Ia menulis beberapa buku dan artikel dalam suasana yang menyatu dengan alam, kecuali dalam bebrapa perjalanan singkat keluar negeri Al – Farabi bermukim di Syria hingga wafat 339 M atau 950 H. Ibn Usaibi’ah menyebutkan bahwa Al – Farabi mengunjungi mesir hingga akhir hayatnya.

Al – Farabi meninggalkan sejumlah besar tulisan dan buah pikirannya sekitar 70 buah dan sangat kecil bila dibandingkan dengan para philosof lain pada massanya.  Karya – karya Al – Farabi dibagi menjadi dua bagian, satu diantaranya mengenai logika dan yang kedua mengenai hal lainnya. Karya – karyanya tentang logika menyangkut bagian – bagian berbeda dari Organon-nya Aristoteles, baik yang bentuk komentar meupun uraian panjang. Kebanyakkan tulisan ini masih dalam bentuk naskah dan sebagian besar naskah – naskah ini belum ditemukan. Sedangkan karya – karya kelompok keduanya adlah menyangkut tentang ilmu pengetahuan, filsafat, fisika, metematika, metafisika, etika dan politik. Dan sebagian besar diantaranya telah ditemukan dan memperjelas aspek pemikiran filosofis seorang Al – Farabi. Tetapi sebagian besar lainnya meragukan dan menimbulkan kontroversi, seperti dalam hal Fusus Al Hikam (Permata Kebijaksanaan) atau Al – Mufariqat (Keterpisahan). Didalam ini kelompok studi ilmiah yang sebenarnya tidak dilakukan dan Al –Farabi malah tidak menyinggung masalah kedokteran dan pembahasan – pembahasab mengenai kimia berkecenderungan hanya sekedar mempertahankan pendapat dibandingkan dengan penelitian dan analisis.
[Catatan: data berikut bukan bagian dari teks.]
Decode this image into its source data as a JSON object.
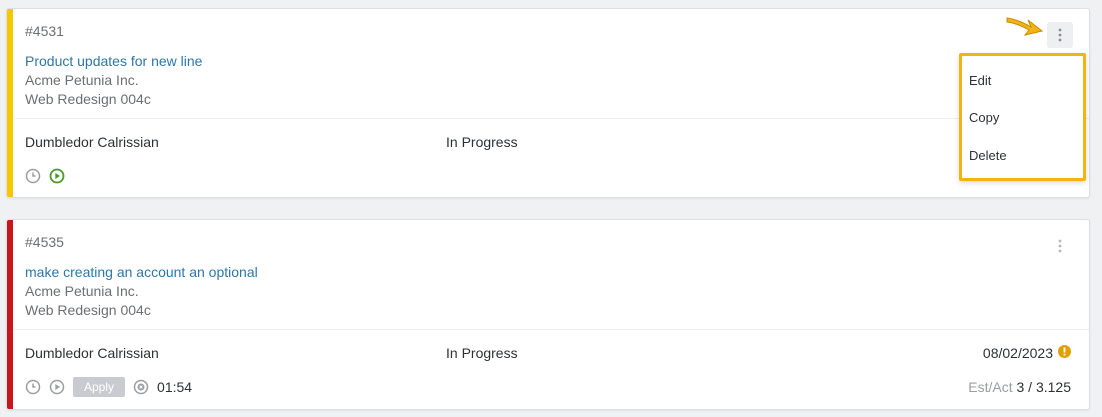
{
  "cards": [
    {
      "id": "#4531",
      "title": "Product updates for new line",
      "client": "Acme Petunia Inc.",
      "project": "Web Redesign 004c",
      "assignee": "Dumbledor Calrissian",
      "status": "In Progress",
      "accent_color": "#f5c800",
      "icons": [
        "clock-icon",
        "play-icon"
      ]
    },
    {
      "id": "#4535",
      "title": "make creating an account an optional",
      "client": "Acme Petunia Inc.",
      "project": "Web Redesign 004c",
      "assignee": "Dumbledor Calrissian",
      "status": "In Progress",
      "due_date": "08/02/2023",
      "apply_label": "Apply",
      "timer": "01:54",
      "est_act_label": "Est/Act",
      "est_act_value": "3 / 3.125",
      "accent_color": "#c9151c",
      "icons": [
        "clock-icon",
        "play-icon",
        "cancel-icon",
        "warning-icon"
      ]
    }
  ],
  "context_menu": {
    "items": [
      "Edit",
      "Copy",
      "Delete"
    ],
    "highlight_color": "#f2b414"
  },
  "colors": {
    "link": "#2c77a8",
    "play_green": "#4a9a2a",
    "warning": "#e0a100"
  }
}
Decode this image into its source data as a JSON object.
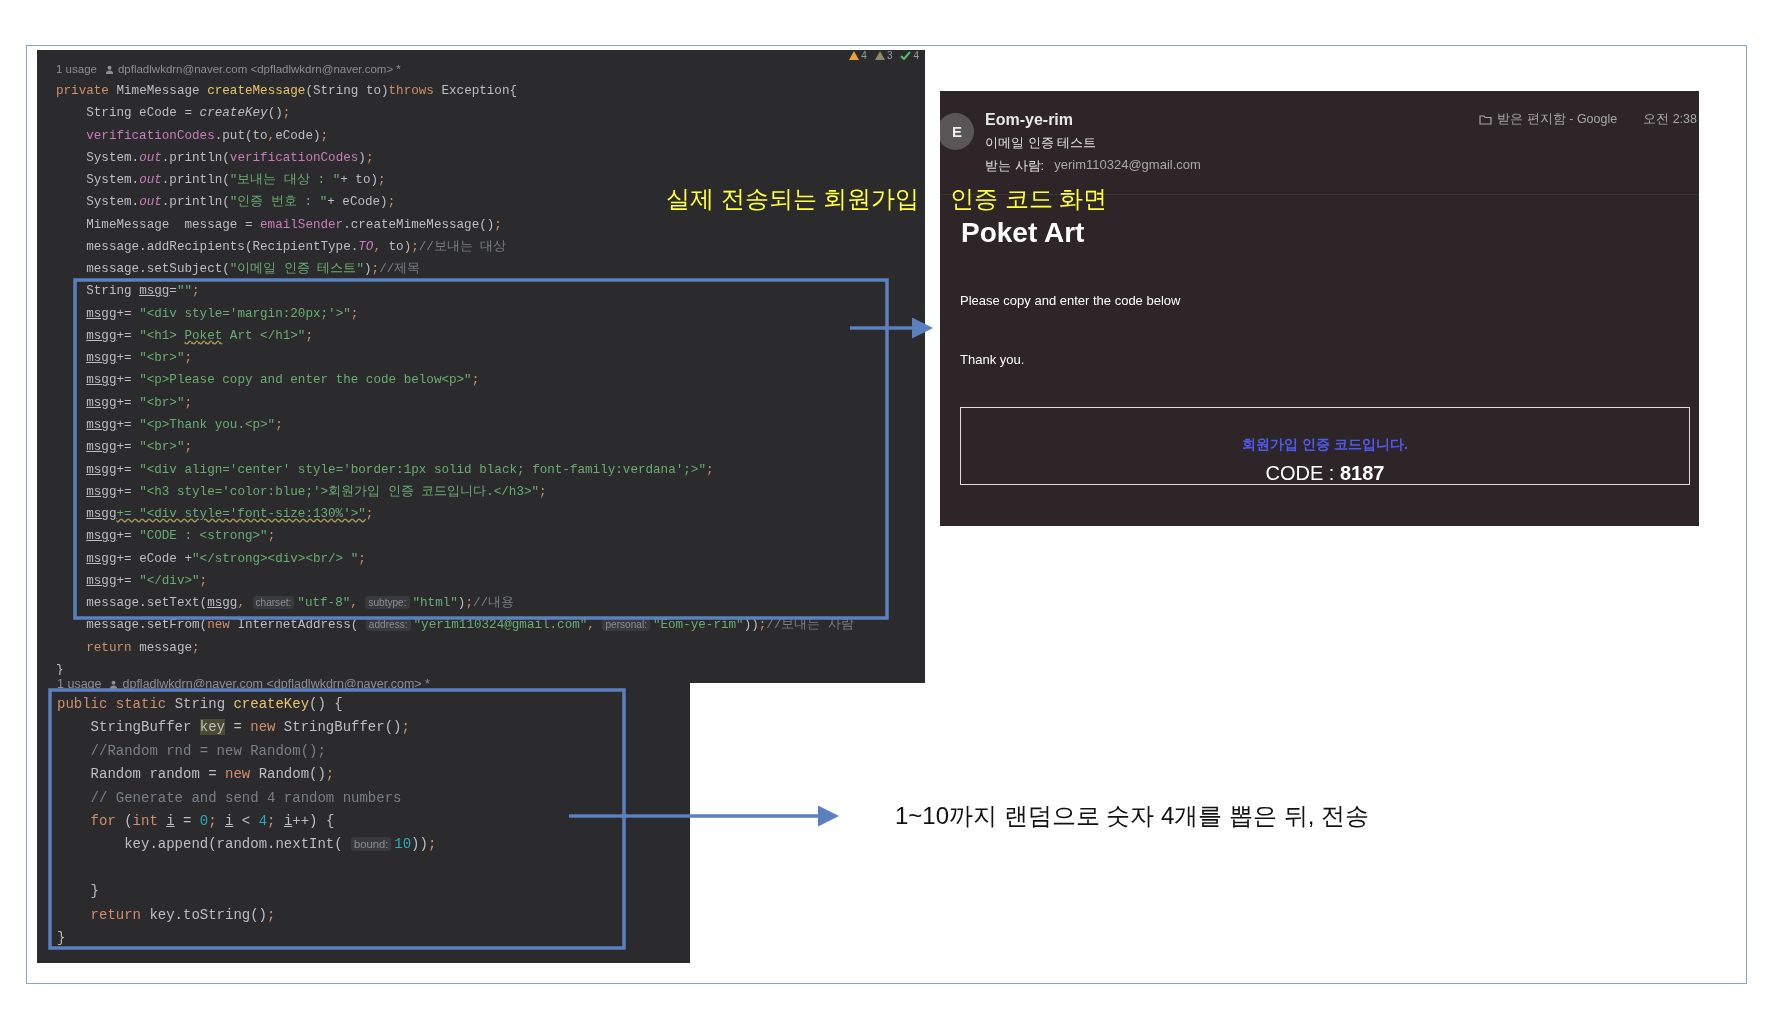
{
  "captions": [
    {
      "text": "실제 전송되는 회원가입"
    },
    {
      "text": "인증 코드 화면"
    }
  ],
  "code_panel_top": {
    "inspections": [
      {
        "kind": "warning",
        "count": "4"
      },
      {
        "kind": "weak_warning",
        "count": "3"
      },
      {
        "kind": "ok",
        "count": "4"
      }
    ],
    "usage": {
      "count": "1 usage",
      "author": "dpfladlwkdrn@naver.com <dpfladlwkdrn@naver.com> *"
    },
    "lines": [
      {
        "segments": [
          {
            "kind": "kw",
            "text": "private "
          },
          {
            "kind": "plain",
            "text": "MimeMessage "
          },
          {
            "kind": "fn",
            "text": "createMessage"
          },
          {
            "kind": "plain",
            "text": "(String to)"
          },
          {
            "kind": "kw",
            "text": "throws "
          },
          {
            "kind": "plain",
            "text": "Exception{"
          }
        ],
        "children": [
          {
            "segments": [
              {
                "kind": "plain",
                "text": "String eCode = "
              },
              {
                "kind": "italic",
                "text": "createKey"
              },
              {
                "kind": "plain",
                "text": "()"
              },
              {
                "kind": "punct",
                "text": ";"
              }
            ]
          },
          {
            "segments": [
              {
                "kind": "field",
                "text": "verificationCodes"
              },
              {
                "kind": "plain",
                "text": ".put(to"
              },
              {
                "kind": "punct",
                "text": ","
              },
              {
                "kind": "plain",
                "text": "eCode)"
              },
              {
                "kind": "punct",
                "text": ";"
              }
            ]
          },
          {
            "segments": [
              {
                "kind": "plain",
                "text": "System."
              },
              {
                "kind": "static",
                "text": "out"
              },
              {
                "kind": "plain",
                "text": ".println("
              },
              {
                "kind": "field",
                "text": "verificationCodes"
              },
              {
                "kind": "plain",
                "text": ")"
              },
              {
                "kind": "punct",
                "text": ";"
              }
            ]
          },
          {
            "segments": [
              {
                "kind": "plain",
                "text": "System."
              },
              {
                "kind": "static",
                "text": "out"
              },
              {
                "kind": "plain",
                "text": ".println("
              },
              {
                "kind": "str",
                "text": "\"보내는 대상 : \""
              },
              {
                "kind": "plain",
                "text": "+ to)"
              },
              {
                "kind": "punct",
                "text": ";"
              }
            ]
          },
          {
            "segments": [
              {
                "kind": "plain",
                "text": "System."
              },
              {
                "kind": "static",
                "text": "out"
              },
              {
                "kind": "plain",
                "text": ".println("
              },
              {
                "kind": "str",
                "text": "\"인증 번호 : \""
              },
              {
                "kind": "plain",
                "text": "+ eCode)"
              },
              {
                "kind": "punct",
                "text": ";"
              }
            ]
          },
          {
            "segments": [
              {
                "kind": "plain",
                "text": "MimeMessage  message = "
              },
              {
                "kind": "field",
                "text": "emailSender"
              },
              {
                "kind": "plain",
                "text": ".createMimeMessage()"
              },
              {
                "kind": "punct",
                "text": ";"
              }
            ]
          },
          {
            "segments": [
              {
                "kind": "plain",
                "text": "message.addRecipients(RecipientType."
              },
              {
                "kind": "static",
                "text": "TO"
              },
              {
                "kind": "punct",
                "text": ", "
              },
              {
                "kind": "plain",
                "text": "to)"
              },
              {
                "kind": "punct",
                "text": ";"
              },
              {
                "kind": "comment",
                "text": "//보내는 대상"
              }
            ]
          },
          {
            "segments": [
              {
                "kind": "plain",
                "text": "message.setSubject("
              },
              {
                "kind": "str",
                "text": "\"이메일 인증 테스트\""
              },
              {
                "kind": "plain",
                "text": ")"
              },
              {
                "kind": "punct",
                "text": ";"
              },
              {
                "kind": "comment",
                "text": "//제목"
              }
            ]
          },
          {
            "segments": [
              {
                "kind": "plain",
                "text": "String "
              },
              {
                "kind": "var",
                "text": "msgg"
              },
              {
                "kind": "plain",
                "text": "="
              },
              {
                "kind": "str",
                "text": "\"\""
              },
              {
                "kind": "punct",
                "text": ";"
              }
            ]
          },
          {
            "segments": [
              {
                "kind": "var",
                "text": "msgg"
              },
              {
                "kind": "plain",
                "text": "+= "
              },
              {
                "kind": "str",
                "text": "\"<div style='margin:20px;'>\""
              },
              {
                "kind": "punct",
                "text": ";"
              }
            ]
          },
          {
            "segments": [
              {
                "kind": "var",
                "text": "msgg"
              },
              {
                "kind": "plain",
                "text": "+= "
              },
              {
                "kind": "str",
                "text": "\"<h1> "
              },
              {
                "kind": "strwarn",
                "text": "Poket"
              },
              {
                "kind": "str",
                "text": " Art </h1>\""
              },
              {
                "kind": "punct",
                "text": ";"
              }
            ]
          },
          {
            "segments": [
              {
                "kind": "var",
                "text": "msgg"
              },
              {
                "kind": "plain",
                "text": "+= "
              },
              {
                "kind": "str",
                "text": "\"<br>\""
              },
              {
                "kind": "punct",
                "text": ";"
              }
            ]
          },
          {
            "segments": [
              {
                "kind": "var",
                "text": "msgg"
              },
              {
                "kind": "plain",
                "text": "+= "
              },
              {
                "kind": "str",
                "text": "\"<p>Please copy and enter the code below<p>\""
              },
              {
                "kind": "punct",
                "text": ";"
              }
            ]
          },
          {
            "segments": [
              {
                "kind": "var",
                "text": "msgg"
              },
              {
                "kind": "plain",
                "text": "+= "
              },
              {
                "kind": "str",
                "text": "\"<br>\""
              },
              {
                "kind": "punct",
                "text": ";"
              }
            ]
          },
          {
            "segments": [
              {
                "kind": "var",
                "text": "msgg"
              },
              {
                "kind": "plain",
                "text": "+= "
              },
              {
                "kind": "str",
                "text": "\"<p>Thank you.<p>\""
              },
              {
                "kind": "punct",
                "text": ";"
              }
            ]
          },
          {
            "segments": [
              {
                "kind": "var",
                "text": "msgg"
              },
              {
                "kind": "plain",
                "text": "+= "
              },
              {
                "kind": "str",
                "text": "\"<br>\""
              },
              {
                "kind": "punct",
                "text": ";"
              }
            ]
          },
          {
            "segments": [
              {
                "kind": "var",
                "text": "msgg"
              },
              {
                "kind": "plain",
                "text": "+= "
              },
              {
                "kind": "str",
                "text": "\"<div align='center' style='border:1px solid black; font-family:verdana';>\""
              },
              {
                "kind": "punct",
                "text": ";"
              }
            ]
          },
          {
            "segments": [
              {
                "kind": "var",
                "text": "msgg"
              },
              {
                "kind": "plain",
                "text": "+= "
              },
              {
                "kind": "str",
                "text": "\"<h3 style='color:blue;'>회원가입 인증 코드입니다.</h3>\""
              },
              {
                "kind": "punct",
                "text": ";"
              }
            ]
          },
          {
            "segments": [
              {
                "kind": "var",
                "text": "msgg"
              },
              {
                "kind": "strwarn",
                "text": "+= \"<div style='font-size:130%'>\""
              },
              {
                "kind": "punct",
                "text": ";"
              }
            ]
          },
          {
            "segments": [
              {
                "kind": "var",
                "text": "msgg"
              },
              {
                "kind": "plain",
                "text": "+= "
              },
              {
                "kind": "str",
                "text": "\"CODE : <strong>\""
              },
              {
                "kind": "punct",
                "text": ";"
              }
            ]
          },
          {
            "segments": [
              {
                "kind": "var",
                "text": "msgg"
              },
              {
                "kind": "plain",
                "text": "+= eCode +"
              },
              {
                "kind": "str",
                "text": "\"</strong><div><br/> \""
              },
              {
                "kind": "punct",
                "text": ";"
              }
            ]
          },
          {
            "segments": [
              {
                "kind": "var",
                "text": "msgg"
              },
              {
                "kind": "plain",
                "text": "+= "
              },
              {
                "kind": "str",
                "text": "\"</div>\""
              },
              {
                "kind": "punct",
                "text": ";"
              }
            ]
          },
          {
            "segments": [
              {
                "kind": "plain",
                "text": "message.setText("
              },
              {
                "kind": "var",
                "text": "msgg"
              },
              {
                "kind": "punct",
                "text": ", "
              },
              {
                "kind": "hint",
                "text": "charset:"
              },
              {
                "kind": "str",
                "text": "\"utf-8\""
              },
              {
                "kind": "punct",
                "text": ", "
              },
              {
                "kind": "hint",
                "text": "subtype:"
              },
              {
                "kind": "str",
                "text": "\"html\""
              },
              {
                "kind": "plain",
                "text": ")"
              },
              {
                "kind": "punct",
                "text": ";"
              },
              {
                "kind": "comment",
                "text": "//내용"
              }
            ]
          },
          {
            "segments": [
              {
                "kind": "plain",
                "text": "message.setFrom("
              },
              {
                "kind": "kw",
                "text": "new "
              },
              {
                "kind": "plain",
                "text": "InternetAddress( "
              },
              {
                "kind": "hint",
                "text": "address:"
              },
              {
                "kind": "str",
                "text": "\"yerim110324@gmail.com\""
              },
              {
                "kind": "punct",
                "text": ", "
              },
              {
                "kind": "hint",
                "text": "personal:"
              },
              {
                "kind": "str",
                "text": "\"Eom-ye-rim\""
              },
              {
                "kind": "plain",
                "text": "))"
              },
              {
                "kind": "punct",
                "text": ";"
              },
              {
                "kind": "comment",
                "text": "//보내는 사람"
              }
            ]
          },
          {
            "segments": [
              {
                "kind": "kw",
                "text": "return "
              },
              {
                "kind": "plain",
                "text": "message"
              },
              {
                "kind": "punct",
                "text": ";"
              }
            ]
          }
        ]
      },
      {
        "segments": [
          {
            "kind": "plain",
            "text": "}"
          }
        ]
      }
    ]
  },
  "code_panel_bottom": {
    "usage": {
      "count": "1 usage",
      "author": "dpfladlwkdrn@naver.com <dpfladlwkdrn@naver.com> *"
    },
    "lines": [
      {
        "segments": [
          {
            "kind": "kw",
            "text": "public static "
          },
          {
            "kind": "plain",
            "text": "String "
          },
          {
            "kind": "fn",
            "text": "createKey"
          },
          {
            "kind": "plain",
            "text": "() {"
          }
        ],
        "children": [
          {
            "segments": [
              {
                "kind": "plain",
                "text": "StringBuffer "
              },
              {
                "kind": "hl",
                "text": "key"
              },
              {
                "kind": "plain",
                "text": " = "
              },
              {
                "kind": "kw",
                "text": "new "
              },
              {
                "kind": "plain",
                "text": "StringBuffer()"
              },
              {
                "kind": "punct",
                "text": ";"
              }
            ]
          },
          {
            "segments": [
              {
                "kind": "comment",
                "text": "//Random rnd = new Random();"
              }
            ]
          },
          {
            "segments": [
              {
                "kind": "plain",
                "text": "Random random = "
              },
              {
                "kind": "kw",
                "text": "new "
              },
              {
                "kind": "plain",
                "text": "Random()"
              },
              {
                "kind": "punct",
                "text": ";"
              }
            ]
          },
          {
            "segments": [
              {
                "kind": "comment",
                "text": "// Generate and send 4 random numbers"
              }
            ]
          },
          {
            "segments": [
              {
                "kind": "kw",
                "text": "for "
              },
              {
                "kind": "plain",
                "text": "("
              },
              {
                "kind": "kw",
                "text": "int "
              },
              {
                "kind": "var",
                "text": "i"
              },
              {
                "kind": "plain",
                "text": " = "
              },
              {
                "kind": "num",
                "text": "0"
              },
              {
                "kind": "punct",
                "text": "; "
              },
              {
                "kind": "var",
                "text": "i"
              },
              {
                "kind": "plain",
                "text": " < "
              },
              {
                "kind": "num",
                "text": "4"
              },
              {
                "kind": "punct",
                "text": "; "
              },
              {
                "kind": "var",
                "text": "i"
              },
              {
                "kind": "plain",
                "text": "++) {"
              }
            ],
            "children": [
              {
                "segments": [
                  {
                    "kind": "plain",
                    "text": "key.append(random.nextInt( "
                  },
                  {
                    "kind": "hint",
                    "text": "bound:"
                  },
                  {
                    "kind": "num",
                    "text": "10"
                  },
                  {
                    "kind": "plain",
                    "text": "))"
                  },
                  {
                    "kind": "punct",
                    "text": ";"
                  }
                ]
              }
            ]
          },
          {
            "segments": [
              {
                "kind": "plain",
                "text": "}"
              }
            ],
            "gap_before": true
          },
          {
            "segments": [
              {
                "kind": "kw",
                "text": "return "
              },
              {
                "kind": "plain",
                "text": "key.toString()"
              },
              {
                "kind": "punct",
                "text": ";"
              }
            ]
          }
        ]
      },
      {
        "segments": [
          {
            "kind": "plain",
            "text": "}"
          }
        ]
      }
    ]
  },
  "email": {
    "avatar": "E",
    "sender": "Eom-ye-rim",
    "subject": "이메일 인증 테스트",
    "to_label": "받는 사람:",
    "to_address": "yerim110324@gmail.com",
    "folder": "받은 편지함 - Google",
    "time": "오전 2:38",
    "body": {
      "heading": "Poket Art",
      "paragraphs": [
        "Please copy and enter the code below",
        "Thank you."
      ],
      "code_box": {
        "title": "회원가입 인증 코드입니다.",
        "code": "CODE : **8187**"
      }
    }
  },
  "note": "1~10까지 랜덤으로 숫자 4개를 뽑은 뒤, 전송"
}
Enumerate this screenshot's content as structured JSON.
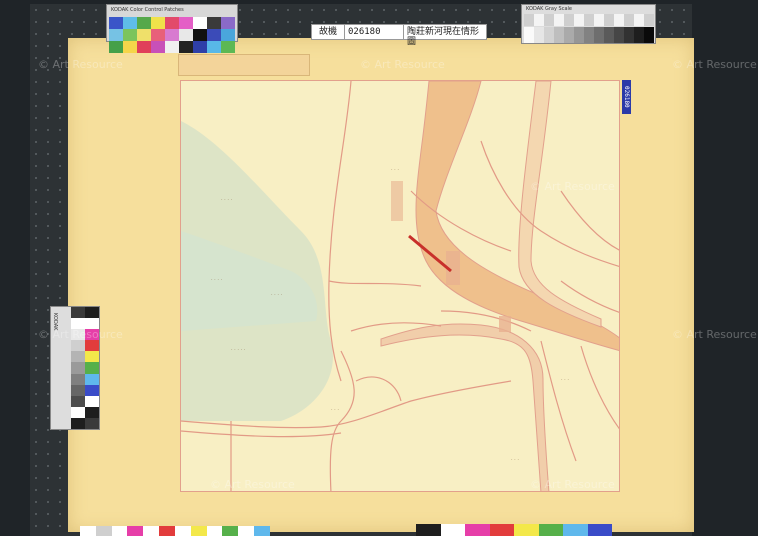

Menurut Ibn Khalikan mengatakan bahwa sebagian besar buku dan karya – karya Al – Farabi ditulis di Bagdhat dan Damaskus, hal ini dikarenakan oleh tidak adanya tanda  - tanda bahwa Al – Farabi tidak pernah menulis buku pada usia kurang dari 50 tahun atau sebelum 50 tahun. Seandainya ada tulisan dan karya – karya Al – Farabi sebelum usia 50 tahun itupun hanya berupa theology dan filsafat yang saling bertentangan. Dan beberapa karyanya ditulis dalam 30 tahun terakhir massa hidupnya.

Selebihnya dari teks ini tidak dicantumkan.